Non credo esista un altro uomo in tutta Europa capace di sollevare polemiche quanto voi. Sono affascinato dal vostro nuovo approccio di studio».
«Dovremmo credere solo a ciò che possiamo verificare con la sperimentazione. Nient’altro è credibile. La deduzione e la logica passano in secondo piano se paragonate all’esperienza dei nostri occhi e all’ingegno della nostra matematica. Vediamo la natura intorno a noi; investighiamola a fondo. In questo modo, possiamo avvicinarci a Dio».
«Pare così ovvio a posteriori».
«Se posso permettermi, Vostra Santità, le grandi idee lo sembrano sempre».
Urbano continuava a camminare, costringendo l’astronomo a tenere il passo. «C’è una cosa che mi sorprende, Galileo.
Il Collegio Romano adesso afferma di aver misurato tutte e tre le comete e conclude che sono corpi celesti, capaci di muoversi tra i pianeti. Tuttavia, nel vostro libro, sostenete che sono fenomeni atmosferici».
«Vostra Santità, basta sputare per terra per vedere la luce del sole riflessa. Ma solo uno sciocco penserebbe di aver scoperto una nuova stella».
Urbano aveva inclinato la testa facendo un cenno di assenso.
«C’è solo una cosa a cui non si accenna nel Saggiatore:
il sistema copernicano».
Galileo non aveva potuto fare a meno di guardarsi alle spalle. Le guardie svizzere erano una decina di passi più indietro.
Abbassò la voce comunque. «L’editto del 1616...».
«Se fossi stato papa, quell’editto non sarebbe mai esistito».
Galileo aveva stentato a convincersi di aver udito correttamente.
«Oh, non fate quella faccia, Galileo... A mio avviso non c’è niente di male nelle idee di Copernico, purché siano confinate al rango di ipotesi e mai espresse come verità assolute.
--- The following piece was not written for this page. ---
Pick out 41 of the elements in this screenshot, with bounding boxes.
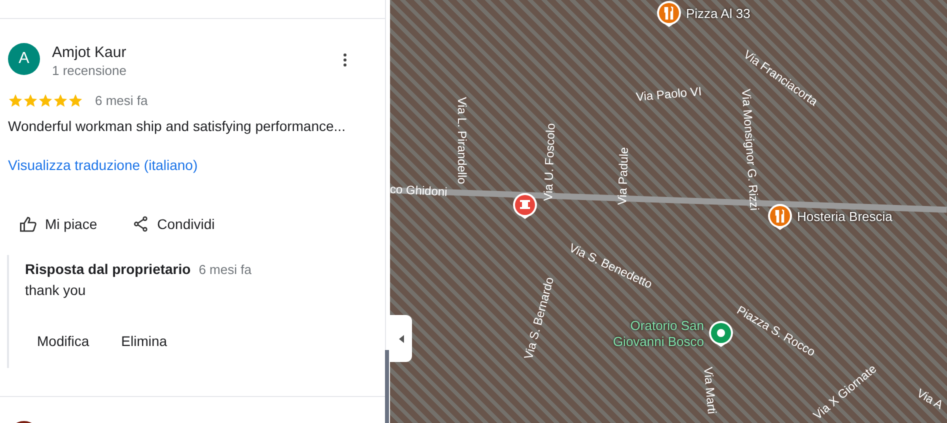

Sono ancora in troppi a Roma a credere che i pianeti siano mossi dagli angeli per considerarle diversamente. Sostenere che si tratta di un espediente matematico per conseguire la risposta esatta, anziché asserire che sia la vera distribuzione del sistema planetario, mi pare la soluzione più ragionevole».
«E cosa pensate dei gesuiti e della loro predilezione per il sistema ticonico?».
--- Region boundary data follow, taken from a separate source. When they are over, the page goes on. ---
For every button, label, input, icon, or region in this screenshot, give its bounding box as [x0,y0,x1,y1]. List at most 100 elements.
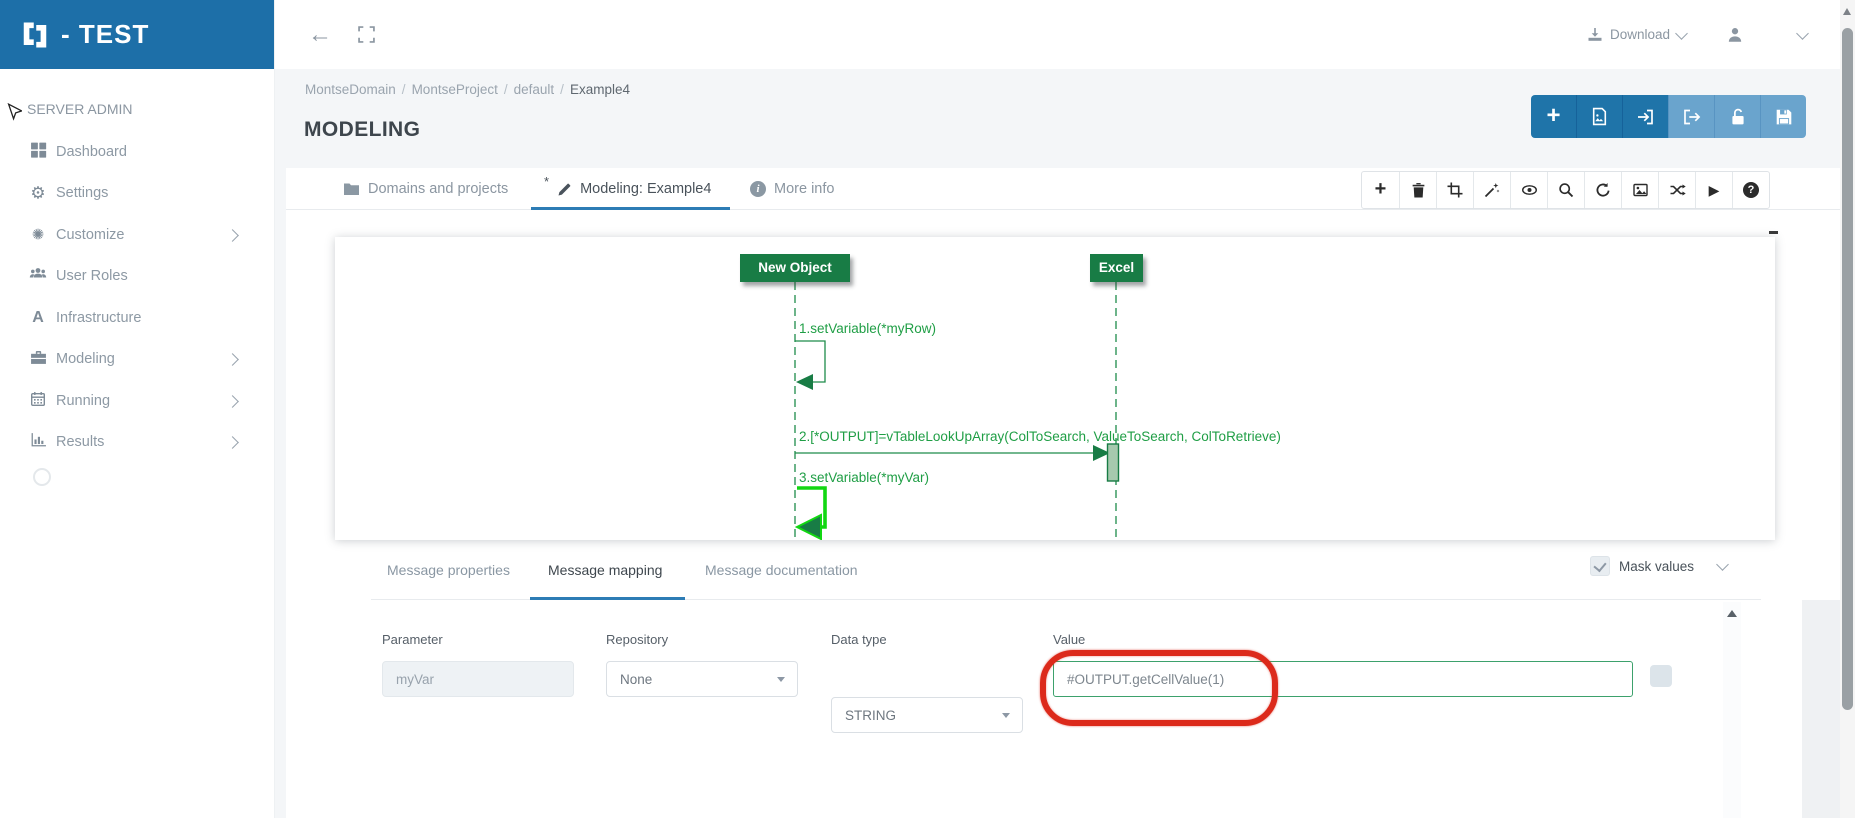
value-label: Value [1053,632,1085,647]
shuffle-button[interactable] [1658,172,1695,208]
delete-button[interactable] [1399,172,1436,208]
value-input[interactable] [1053,661,1633,697]
logo-brackets-icon [20,20,50,50]
chevron-down-icon [1796,27,1809,40]
sidebar-item-infrastructure[interactable]: A Infrastructure [0,297,274,338]
sidebar-item-dashboard[interactable]: Dashboard [0,131,274,172]
tab-label: Domains and projects [368,181,508,197]
data-type-selected-value: STRING [845,708,896,723]
breadcrumb-item[interactable]: MontseProject [412,82,498,97]
dropdown-caret-icon [777,677,785,682]
refresh-button[interactable] [1584,172,1621,208]
breadcrumb-item[interactable]: default [514,82,555,97]
sidebar-item-label: Customize [56,227,125,243]
panel-scrollbar[interactable] [1723,602,1741,818]
sidebar-heading: SERVER ADMIN [27,101,133,117]
diagram-message-2[interactable]: 2.[*OUTPUT]=vTableLookUpArray(ColToSearc… [799,429,1281,444]
calendar-icon [27,391,49,411]
sidebar-item-running[interactable]: Running [0,380,274,421]
export-file-button[interactable] [1576,95,1622,138]
trash-icon [1411,182,1426,198]
user-icon [1726,26,1744,44]
canvas-handle [1769,231,1778,234]
help-button[interactable]: ? [1732,172,1769,208]
shuffle-icon [1669,182,1686,198]
magic-wand-button[interactable] [1473,172,1510,208]
search-button[interactable] [1547,172,1584,208]
folder-icon [343,182,360,196]
sign-out-icon [1682,108,1701,126]
chevron-down-icon [1675,27,1688,40]
parameter-input[interactable] [382,661,574,697]
tab-domains-and-projects[interactable]: Domains and projects [343,168,508,210]
tab-label: More info [774,181,834,197]
sidebar-item-customize[interactable]: ✺ Customize [0,214,274,255]
fullscreen-button[interactable] [358,0,375,69]
sidebar-item-settings[interactable]: ⚙ Settings [0,172,274,213]
download-menu[interactable]: Download [1587,0,1686,69]
active-tab-underline [531,207,730,210]
sidebar-item-label: User Roles [56,268,128,284]
page-title: MODELING [304,118,420,142]
actor-new-object[interactable]: New Object [740,254,850,282]
value-action-button[interactable] [1650,665,1672,687]
chevron-right-icon [226,395,239,408]
breadcrumb-item[interactable]: MontseDomain [305,82,396,97]
download-icon [1587,27,1603,42]
add-message-button[interactable]: + [1362,172,1399,208]
tab-message-properties[interactable]: Message properties [387,562,510,578]
diagram-message-3[interactable]: 3.setVariable(*myVar) [799,470,929,485]
repository-select[interactable]: None [606,661,798,697]
pencil-icon [557,182,572,197]
chevron-right-icon [226,353,239,366]
check-in-button[interactable] [1622,95,1668,138]
repository-label: Repository [606,632,668,647]
data-type-select[interactable]: STRING [831,697,1023,733]
flower-gear-icon: ✺ [27,227,49,242]
chevron-right-icon [226,229,239,242]
check-out-button [1668,95,1714,138]
chevron-right-icon [226,436,239,449]
back-button[interactable]: ← [308,0,332,69]
help-icon: ? [1743,182,1759,198]
info-icon: i [750,181,766,197]
sidebar-item-results[interactable]: Results [0,421,274,462]
data-type-label: Data type [831,632,887,647]
parameter-label: Parameter [382,632,443,647]
action-button-group: + [1531,95,1806,138]
image-button[interactable] [1621,172,1658,208]
tab-modeling-example4[interactable]: * Modeling: Example4 [544,168,711,210]
breadcrumb-separator: / [560,82,564,97]
save-button [1760,95,1806,138]
sequence-diagram-canvas[interactable]: New Object Excel 1.setVariable(*myRow) 2… [335,237,1775,540]
modified-marker: * [544,174,549,189]
page-scrollbar[interactable] [1840,0,1855,818]
scrollbar-thumb[interactable] [1842,28,1853,710]
sidebar-item-modeling[interactable]: Modeling [0,338,274,379]
user-menu[interactable] [1726,0,1744,69]
mask-values-checkbox[interactable] [1590,556,1610,576]
briefcase-icon [27,349,49,369]
sidebar-item-user-roles[interactable]: User Roles [0,255,274,296]
tab-message-mapping[interactable]: Message mapping [548,562,662,578]
crop-button[interactable] [1436,172,1473,208]
gear-icon: ⚙ [27,184,49,201]
app-logo[interactable]: - TEST [0,0,274,69]
preview-button[interactable] [1510,172,1547,208]
repository-selected-value: None [620,672,652,687]
save-icon [1775,108,1793,126]
eye-icon [1521,182,1538,198]
run-button[interactable]: ▶ [1695,172,1732,208]
tab-more-info[interactable]: i More info [750,168,834,210]
collapse-panel-chevron-icon[interactable] [1716,558,1729,571]
diagram-message-1[interactable]: 1.setVariable(*myRow) [799,321,936,336]
sidebar-item-label: Dashboard [56,144,127,160]
actor-excel[interactable]: Excel [1090,254,1143,282]
modeling-card: Domains and projects * Modeling: Example… [286,168,1840,818]
mouse-cursor [7,103,22,123]
tab-message-documentation[interactable]: Message documentation [705,562,858,578]
refresh-icon [1595,182,1611,198]
add-button[interactable]: + [1531,95,1576,138]
collapse-header-button[interactable] [1798,0,1807,69]
breadcrumb-separator: / [402,82,406,97]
«Credo che stiate nicchiando di nuovo».
«Perdonatemi. Come entrambi sappiamo, il sistema di Tycho non è mai stato altro che un brutto compromesso».
«Un passo verso Copernico. Se devo inviare i miei sacerdoti e i miei monaci nel mondo, devo dotarli delle migliori armi contro l’ignoranza».
Galileo aveva avuto un brivido. «Un libro», aveva sussurrato.
«Avete bisogno di un libro a sostegno dell’astronomia copernicana che chiunque possa leggere».
«Conoscete nessuno che potrebbe scriverlo?».
«Vostra Santità, sarebbe un onore per me iniziarlo immediatamente».
Urbano aveva sorriso. «Forse un giorno commissionerò anche la vostra statua, Galileo».
Galileo per poco non scoppiò a ridere davanti alla figlia, che aveva gli occhi sgranati e bianchi come la luna piena, e la bocca aperta per lo stupore. La disse: «Lo scriverò in italiano, non in latino, e in un linguaggio semplice affinché possa leggerlo anche l’uomo comune. Il lettore sarà il mio giudice. Non includerò matematica nel libro vero e proprio, ma tutti gli argomenti saranno basati sulle osservazioni e i calcoli che ho raccolto nel corso della mia vita. Lo imposterò come un dialogo fra tre filosofi che si svolge in un dato numero di giorni. Uno dei filosofi sarà copernicano, un altro sarà uno sciocco aristotelico e il terzo sarà un uomo indeciso ma di buon senso. Il primo giorno stabilirò gli schieramenti di battaglia: l’aristotelico sosterrà che la Terra è intrinsecamente diversa da tutti gli altri corpi celesti, il copernicano invece farà notare che il telescopio dimostra che non è vero, che la Luna è simile alla Terra e probabilmente lo sono anche gli altri pianeti. Il secondo giorno, parlerò del duplice moto terrestre: la rotazione quotidiana, che ci dà il giorno e la notte, e l’orbita annuale, che ci dà l’anno. Il terzo giorno introdurrò le macchie solari, mentre il quarto e ultimo giorno i tre personaggi discuteranno delle maree. Alla fine di questa giornata, il nostro agnostico non avrà altra scelta che schierarsi con il copernicano. Non ci saranno dubbi. Finalmente ho l’occasione di dimostrare il mio valore».